A longitudinal study has found that religion and spirituality are not important psychosocial factors in influencing body weight, finding no association between religious or spiritual coping, religious service attendance, obesity, and weight change. This research was published in the Journal of Religion and Health.
Approximately two-thirds of the United States (U.S.) population is overweight or obese, the product of a combination of biological, environmental and psychosocial causes. Religion and spirituality may be a psychosocial factor of particular relevance, given it shapes social relationships, ideology, social norms, and lifestyle.
Religion as a social institution in the U.S. is relatively high compared to other Western democracies. Many studies have found a positive association between religiosity/spirituality and body weight. However, longitudinal and causal evidence have been limited and heterogenous with conflicting results.
Proposed explanations for the social mechanisms through which religion/spirituality may impact body weight have centered around mediators, particularly lifestyle factors (e.g., diet, physical activity, smoking, alcohol use), which have been linked to participating in religious/spiritual institutions, and behavior regulation based on religious codes of conduct.
Nicholas D. Spence and colleagues obtained data from the Nurses’ Health Study II, a prospective cohort study examining risk factors for chronic diseases beginning in 1989, with follow-up occurring from 2001 to 2015. Up to 35,547 participants were assessed for religious or spiritual coping, and religious service attendance; the sample included predominantly White, female nurses in the U.S. between ages 25-42 at the time of enrollment.
Participants provided ratings on items from religion and spirituality measures, such as “How often do you go to religious meetings or services?” and “I try to find comfort in my religion or spiritual beliefs.” A measure of body mass index was obtained in 1989, with participants self-reporting weight in biennial surveys.
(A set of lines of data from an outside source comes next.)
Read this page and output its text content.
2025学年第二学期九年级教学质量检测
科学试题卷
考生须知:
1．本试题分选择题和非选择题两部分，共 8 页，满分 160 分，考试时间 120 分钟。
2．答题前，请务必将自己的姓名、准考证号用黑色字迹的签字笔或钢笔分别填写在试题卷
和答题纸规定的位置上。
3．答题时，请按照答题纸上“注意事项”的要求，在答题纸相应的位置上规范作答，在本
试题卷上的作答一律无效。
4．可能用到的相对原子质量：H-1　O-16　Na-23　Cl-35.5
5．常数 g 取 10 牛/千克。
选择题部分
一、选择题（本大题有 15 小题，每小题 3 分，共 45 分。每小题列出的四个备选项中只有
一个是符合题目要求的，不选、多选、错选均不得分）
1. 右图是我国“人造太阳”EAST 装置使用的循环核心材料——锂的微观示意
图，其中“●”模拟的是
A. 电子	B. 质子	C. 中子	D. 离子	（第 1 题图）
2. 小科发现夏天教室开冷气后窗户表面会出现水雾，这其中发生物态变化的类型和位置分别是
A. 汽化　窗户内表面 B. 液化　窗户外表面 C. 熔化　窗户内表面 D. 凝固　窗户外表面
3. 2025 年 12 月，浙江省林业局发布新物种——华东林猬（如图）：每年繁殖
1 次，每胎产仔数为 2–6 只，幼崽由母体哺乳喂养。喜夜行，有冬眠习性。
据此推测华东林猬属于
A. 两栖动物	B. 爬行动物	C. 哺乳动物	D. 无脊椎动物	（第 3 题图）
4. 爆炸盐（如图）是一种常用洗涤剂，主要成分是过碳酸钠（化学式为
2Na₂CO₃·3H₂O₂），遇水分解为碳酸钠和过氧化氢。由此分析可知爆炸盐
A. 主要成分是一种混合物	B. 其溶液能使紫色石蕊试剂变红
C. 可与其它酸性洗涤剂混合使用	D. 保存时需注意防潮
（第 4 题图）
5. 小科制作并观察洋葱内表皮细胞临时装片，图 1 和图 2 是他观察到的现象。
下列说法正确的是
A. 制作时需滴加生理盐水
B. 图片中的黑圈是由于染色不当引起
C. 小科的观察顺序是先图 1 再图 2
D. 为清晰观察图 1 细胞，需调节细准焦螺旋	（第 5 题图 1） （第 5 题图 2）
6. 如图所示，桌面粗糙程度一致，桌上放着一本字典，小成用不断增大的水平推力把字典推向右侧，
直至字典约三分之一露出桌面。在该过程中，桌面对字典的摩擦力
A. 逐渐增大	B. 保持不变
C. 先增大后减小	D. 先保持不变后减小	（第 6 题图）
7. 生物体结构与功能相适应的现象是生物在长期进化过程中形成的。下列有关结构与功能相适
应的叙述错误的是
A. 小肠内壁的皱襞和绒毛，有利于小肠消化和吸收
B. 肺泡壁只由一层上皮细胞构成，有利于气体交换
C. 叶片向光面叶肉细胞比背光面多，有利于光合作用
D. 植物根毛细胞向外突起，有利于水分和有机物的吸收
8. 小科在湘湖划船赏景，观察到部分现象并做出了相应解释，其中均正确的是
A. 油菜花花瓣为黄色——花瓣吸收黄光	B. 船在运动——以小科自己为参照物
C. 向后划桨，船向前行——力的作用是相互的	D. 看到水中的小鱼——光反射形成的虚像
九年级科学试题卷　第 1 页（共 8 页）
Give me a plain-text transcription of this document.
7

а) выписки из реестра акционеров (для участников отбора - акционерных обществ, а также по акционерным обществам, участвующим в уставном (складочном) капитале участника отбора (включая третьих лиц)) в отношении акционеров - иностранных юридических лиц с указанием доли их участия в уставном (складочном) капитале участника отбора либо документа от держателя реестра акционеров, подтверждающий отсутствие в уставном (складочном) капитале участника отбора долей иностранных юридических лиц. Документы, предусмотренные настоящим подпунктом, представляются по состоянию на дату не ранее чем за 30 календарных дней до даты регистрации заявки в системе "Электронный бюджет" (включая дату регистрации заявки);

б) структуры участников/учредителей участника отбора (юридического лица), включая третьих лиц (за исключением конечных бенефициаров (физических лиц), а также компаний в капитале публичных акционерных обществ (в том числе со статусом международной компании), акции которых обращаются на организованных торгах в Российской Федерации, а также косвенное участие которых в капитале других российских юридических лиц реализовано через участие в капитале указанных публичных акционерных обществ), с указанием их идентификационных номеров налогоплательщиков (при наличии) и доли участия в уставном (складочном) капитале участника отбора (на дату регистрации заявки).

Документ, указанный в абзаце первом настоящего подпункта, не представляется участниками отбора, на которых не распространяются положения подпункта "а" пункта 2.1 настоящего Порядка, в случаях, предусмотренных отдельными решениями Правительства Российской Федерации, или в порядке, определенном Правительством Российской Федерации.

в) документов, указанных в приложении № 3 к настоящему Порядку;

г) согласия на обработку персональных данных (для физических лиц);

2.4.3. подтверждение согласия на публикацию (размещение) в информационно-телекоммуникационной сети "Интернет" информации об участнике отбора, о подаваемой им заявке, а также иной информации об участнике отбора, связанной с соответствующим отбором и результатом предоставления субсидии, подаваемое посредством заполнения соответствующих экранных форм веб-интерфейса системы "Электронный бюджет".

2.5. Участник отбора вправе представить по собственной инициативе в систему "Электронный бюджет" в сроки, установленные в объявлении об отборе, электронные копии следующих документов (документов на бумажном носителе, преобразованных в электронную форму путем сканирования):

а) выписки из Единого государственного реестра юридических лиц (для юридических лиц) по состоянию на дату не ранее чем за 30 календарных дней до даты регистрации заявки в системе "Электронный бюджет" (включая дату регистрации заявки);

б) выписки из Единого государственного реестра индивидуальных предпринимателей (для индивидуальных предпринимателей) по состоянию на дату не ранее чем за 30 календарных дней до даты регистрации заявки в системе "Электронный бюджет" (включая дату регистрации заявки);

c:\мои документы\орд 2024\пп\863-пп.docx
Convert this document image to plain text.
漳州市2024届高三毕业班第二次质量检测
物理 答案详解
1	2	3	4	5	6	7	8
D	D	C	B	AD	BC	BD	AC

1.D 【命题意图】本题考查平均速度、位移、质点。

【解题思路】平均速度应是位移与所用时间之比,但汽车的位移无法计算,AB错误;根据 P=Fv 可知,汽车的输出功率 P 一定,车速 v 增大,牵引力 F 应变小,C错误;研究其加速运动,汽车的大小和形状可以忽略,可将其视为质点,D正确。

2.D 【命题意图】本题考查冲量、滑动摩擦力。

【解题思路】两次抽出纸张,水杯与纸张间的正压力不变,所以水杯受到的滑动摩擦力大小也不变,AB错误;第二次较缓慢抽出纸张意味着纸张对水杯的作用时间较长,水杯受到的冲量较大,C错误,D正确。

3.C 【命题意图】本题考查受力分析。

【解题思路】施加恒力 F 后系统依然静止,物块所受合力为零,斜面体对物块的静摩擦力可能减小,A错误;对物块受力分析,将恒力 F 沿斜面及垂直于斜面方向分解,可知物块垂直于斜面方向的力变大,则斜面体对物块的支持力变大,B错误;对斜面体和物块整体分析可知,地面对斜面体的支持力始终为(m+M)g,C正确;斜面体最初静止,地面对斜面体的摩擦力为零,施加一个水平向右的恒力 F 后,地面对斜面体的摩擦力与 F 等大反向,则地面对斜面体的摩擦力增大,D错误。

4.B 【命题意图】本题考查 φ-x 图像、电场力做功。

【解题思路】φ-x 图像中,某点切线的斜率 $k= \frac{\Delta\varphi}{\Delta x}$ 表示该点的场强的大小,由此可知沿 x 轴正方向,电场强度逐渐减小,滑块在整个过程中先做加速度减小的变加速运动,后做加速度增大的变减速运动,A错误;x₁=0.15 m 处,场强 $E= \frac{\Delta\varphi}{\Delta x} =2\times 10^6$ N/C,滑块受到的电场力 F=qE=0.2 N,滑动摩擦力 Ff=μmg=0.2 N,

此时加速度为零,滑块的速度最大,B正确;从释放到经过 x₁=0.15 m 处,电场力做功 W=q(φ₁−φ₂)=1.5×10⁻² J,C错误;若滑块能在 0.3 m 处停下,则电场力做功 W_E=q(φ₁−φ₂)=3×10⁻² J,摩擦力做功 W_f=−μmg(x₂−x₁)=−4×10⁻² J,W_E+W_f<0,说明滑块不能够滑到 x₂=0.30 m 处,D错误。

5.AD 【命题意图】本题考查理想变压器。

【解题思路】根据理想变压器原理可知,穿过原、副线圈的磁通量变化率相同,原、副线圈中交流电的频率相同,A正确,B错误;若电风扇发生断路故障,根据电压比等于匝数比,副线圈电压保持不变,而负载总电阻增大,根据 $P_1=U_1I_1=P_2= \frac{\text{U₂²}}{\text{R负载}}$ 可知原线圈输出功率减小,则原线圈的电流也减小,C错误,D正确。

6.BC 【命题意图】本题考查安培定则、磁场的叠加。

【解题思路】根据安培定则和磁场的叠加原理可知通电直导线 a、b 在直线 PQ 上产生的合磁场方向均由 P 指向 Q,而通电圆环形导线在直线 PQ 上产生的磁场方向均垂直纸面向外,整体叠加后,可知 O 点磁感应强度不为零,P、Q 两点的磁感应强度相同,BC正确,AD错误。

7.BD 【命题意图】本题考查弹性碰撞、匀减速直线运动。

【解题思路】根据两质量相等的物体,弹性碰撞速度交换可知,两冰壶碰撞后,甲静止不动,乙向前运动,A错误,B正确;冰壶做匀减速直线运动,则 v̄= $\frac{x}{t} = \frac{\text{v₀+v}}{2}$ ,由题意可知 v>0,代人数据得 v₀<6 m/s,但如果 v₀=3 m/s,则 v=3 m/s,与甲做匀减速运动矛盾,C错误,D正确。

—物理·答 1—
Participants with a body mass index greater than 30 were classified as obese.
Various covariates were identified, including demographic (e.g., age, income, race, region of residence), stress (e.g., abuse, birthweight, age at menarche), clinical (e.g., menopausal status, depression, parity), lifestyle (e.g., physical activity, alcohol, sleep), and social integration.
The researchers found no evidence of any association between religious/spiritual coping, religious service attendance, obesity, and weight change. Further, they found no support for the social mechanisms of action of religiosity/spirituality (e.g., lifestyle factors) on obesity and weight change. They concluded that religion/spirituality does not have a clinical role as a psychosocial determinant of body weight in this sample.
Given the limited diversity of the sample, one important limitation is the low external validity of this work. Further, the homogenization of various religious denominations could be a problem. For example, while Seventh-day Adventists have a low incidence of obesity, reflecting the restrictive health promoting lifestyle practices they engage in, Baptists tend to have a higher rate of obesity, which may reflect the role of high calorie foods in religious functions, as well as the less restrictive norms surrounding food consumption.
The study, “The Association of Religion and Spirituality with Obesity and Weight Change in the USA: A Large‑Scale Cohort Study”, was authored by Nicholas D. Spence, Erica T. Warner, Maryam S. Farvid, Tyler J. VanderWeele, Ying Zhang, Frank B. Hu, and Alexandra E. Shields.